El resultado es visible: generaciones sin brújula, pueblos sin esperanza, individuos desarraigados. Lo hemos vivido quienes padecimos dictaduras materialistas que abolieron la fe, no para liberar al hombre, sino para someterlo aún más. Porque el hombre necesita a Dios, como el ave al viento. Incluso quienes dicen no creer, a menudo apelan a una “energía universal”, a una “fuerza” que todo lo gobierna. No saben que esa “energía” es ya una afirmación espiritual: el eco de una intuición que no se apaga.
La ciencia, lejos de negar a Dios, lo confirma en su orden y belleza. Albert Einstein lo expresó con claridad: “Quiero conocer los pensamientos de Dios, lo demás son detalles”. Y Paul Davies, físico contemporáneo, afirmó: “Cuanto más examinamos el universo, más evidencia encontramos de que el universo, en cierto sentido, sabía que íbamos a venir”.

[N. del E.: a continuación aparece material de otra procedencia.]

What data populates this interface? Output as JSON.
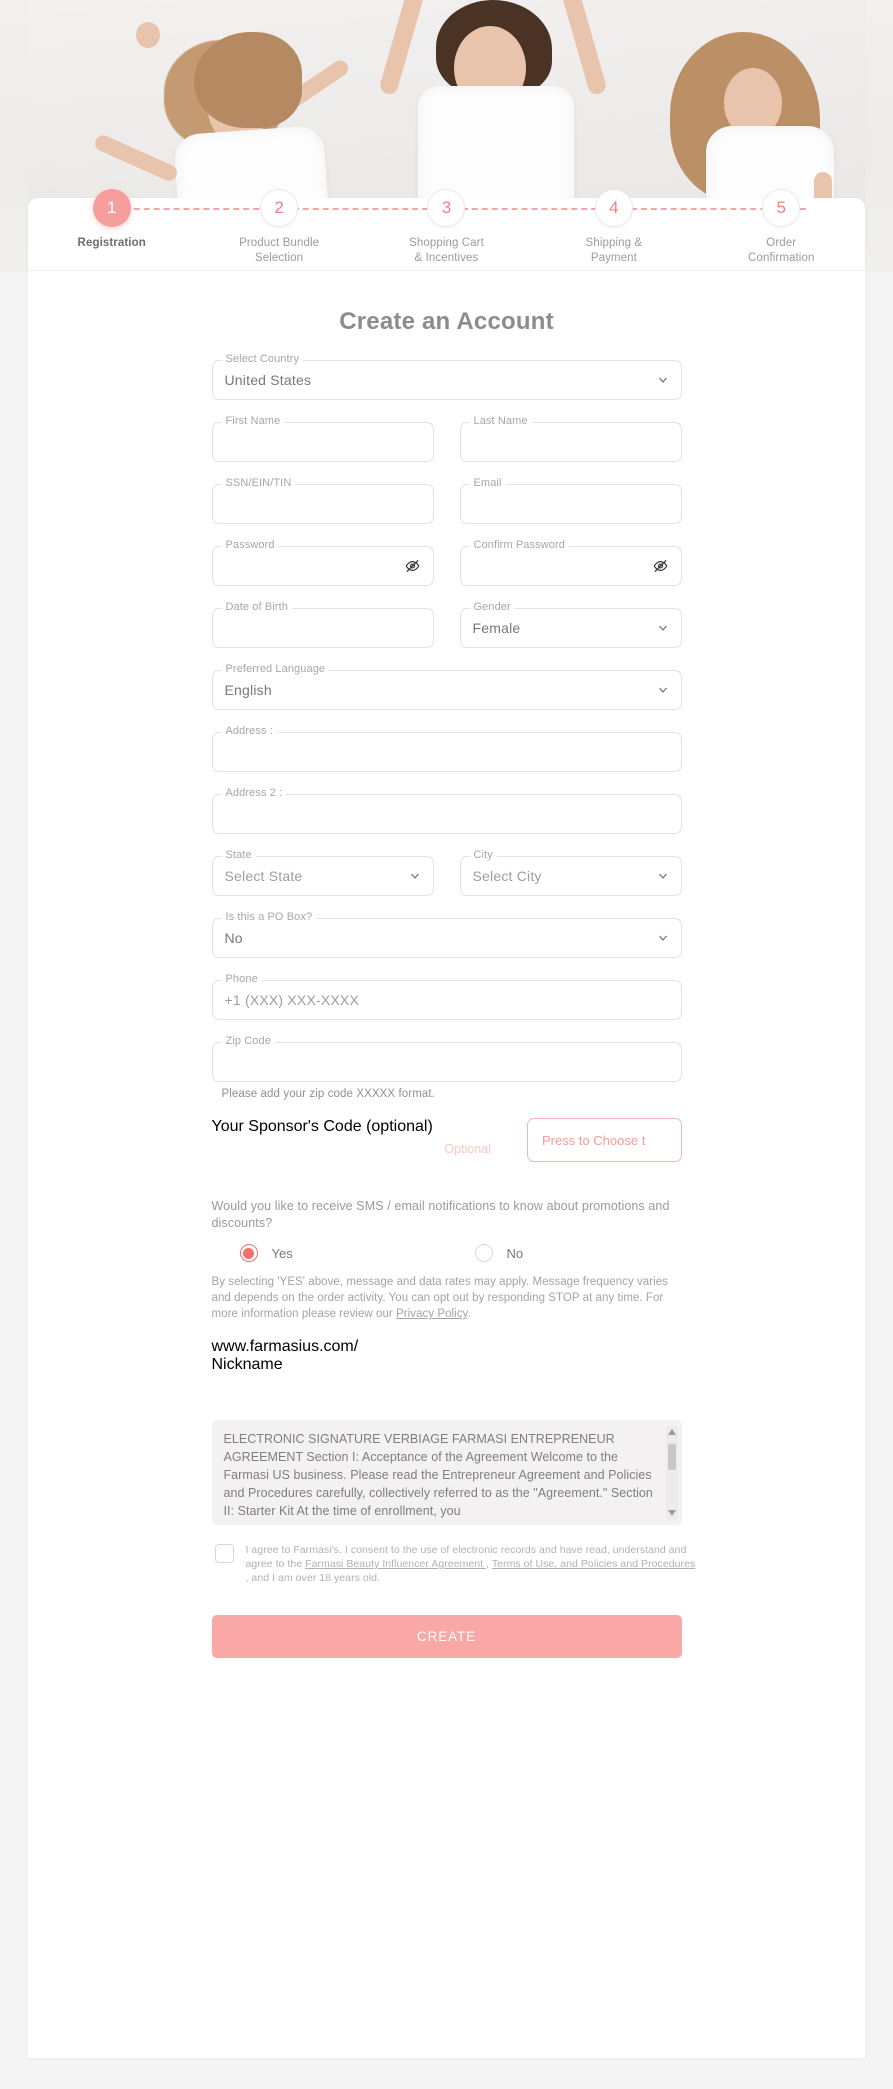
{
  "hero": {
    "alt": "three women in white t-shirts dancing"
  },
  "stepper": {
    "steps": [
      {
        "number": "1",
        "label": "Registration",
        "active": true
      },
      {
        "number": "2",
        "label": "Product Bundle\nSelection",
        "active": false
      },
      {
        "number": "3",
        "label": "Shopping Cart\n& Incentives",
        "active": false
      },
      {
        "number": "4",
        "label": "Shipping &\nPayment",
        "active": false
      },
      {
        "number": "5",
        "label": "Order\nConfirmation",
        "active": false
      }
    ]
  },
  "form": {
    "title": "Create an Account",
    "country": {
      "label": "Select Country",
      "value": "United States"
    },
    "first_name": {
      "label": "First Name",
      "value": ""
    },
    "last_name": {
      "label": "Last Name",
      "value": ""
    },
    "ssn": {
      "label": "SSN/EIN/TIN",
      "value": ""
    },
    "email": {
      "label": "Email",
      "value": ""
    },
    "password": {
      "label": "Password",
      "value": ""
    },
    "confirm_password": {
      "label": "Confirm Password",
      "value": ""
    },
    "dob": {
      "label": "Date of Birth",
      "value": ""
    },
    "gender": {
      "label": "Gender",
      "value": "Female"
    },
    "language": {
      "label": "Preferred Language",
      "value": "English"
    },
    "address": {
      "label": "Address :",
      "value": ""
    },
    "address2": {
      "label": "Address 2 :",
      "value": ""
    },
    "state": {
      "label": "State",
      "value": "Select State"
    },
    "city": {
      "label": "City",
      "value": "Select City"
    },
    "po_box": {
      "label": "Is this a PO Box?",
      "value": "No"
    },
    "phone": {
      "label": "Phone",
      "value": "+1 (XXX) XXX-XXXX"
    },
    "zip": {
      "label": "Zip Code",
      "value": "",
      "helper": "Please add your zip code XXXXX format."
    },
    "sponsor": {
      "label": "Your Sponsor's Code (optional)",
      "value": "",
      "optional_tag": "Optional",
      "button": "Press to Choose t"
    },
    "sms": {
      "question": "Would you like to receive SMS / email notifications to know about promotions and discounts?",
      "yes": "Yes",
      "no": "No",
      "selected": "yes",
      "legal_part1": "By selecting 'YES' above, message and data rates may apply. Message frequency varies and depends on the order activity. You can opt out by responding STOP at any time. For more information please review our ",
      "legal_link": "Privacy Policy",
      "legal_part2": "."
    },
    "nickname": {
      "label": "www.farmasius.com/",
      "placeholder": "Nickname",
      "value": "Nickname"
    },
    "terms_text": "ELECTRONIC SIGNATURE VERBIAGE FARMASI ENTREPRENEUR AGREEMENT Section I: Acceptance of the Agreement Welcome to the Farmasi US business. Please read the Entrepreneur Agreement and Policies and Procedures carefully, collectively referred to as the \"Agreement.\" Section II: Starter Kit At the time of enrollment, you",
    "agreement": {
      "part1": "I agree to Farmasi's. I consent to the use of electronic records and have read, understand and agree to the ",
      "link1": "Farmasi Beauty Influencer Agreement ",
      "mid": ", ",
      "link2": "Terms of Use, and Policies and Procedures ",
      "part2": ", and I am over 18 years old."
    },
    "create_button": "CREATE"
  },
  "colors": {
    "accent": "#f79d9d",
    "accent_strong": "#f4706c",
    "button": "#f9a7a7",
    "text_muted": "#9b9b9b"
  }
}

La Creación no es producto del azar. El universo revela un diseño, una inteligencia, un propósito. Negarlo es una elección, no una verdad científica.
El comunismo, al proclamar que el hombre se salva solo mediante el Estado, negó lo trascendente, y con ello, profanó la moral. Redujo al ser humano a materia, a número, a función. Su consecuencia fue el terror, el hambre, la censura, los campos de trabajo forzado. Porque cuando se borra a Dios, se borra también la dignidad del hombre.
Ese fue el gran error de los comunistas: negar a Dios y pretender rehacer al hombre desde el materialismo. El supuesto “Estado proletario” –título pomposo, vacío de verdad– terminó en ruina, represión y miseria espiritual.
Negar a Dios es negar también la sacralidad de la vida, el misterio del alma, el deber de amar al otro como a uno mismo
Negar a Dios es negar también la sacralidad de la vida, el misterio del alma, el deber de amar al otro como a uno mismo. Es abrir la puerta a la barbarie moderna: la del relativismo moral, la del poder sin límites, la de la conciencia amputada.
Así las cosas. Por eso lo afirmo con convicción: el ateísmo, cuando se impone desde el poder, conduce inexorablemente a la inmoralidad. Destruye los fundamentos de la ética, de la libertad y de la justicia. Solo con Dios como referencia última puede florecer una moral sólida, una compasión verdadera, una libertad con raíces.
Dios no es un límite a la razón: es su plenitud. Dios no es un obstáculo al progreso: es su origen y su destino. Y solo cuando una sociedad reconoce a Dios como fuente de su moral puede aspirar a ser verdaderamente humana.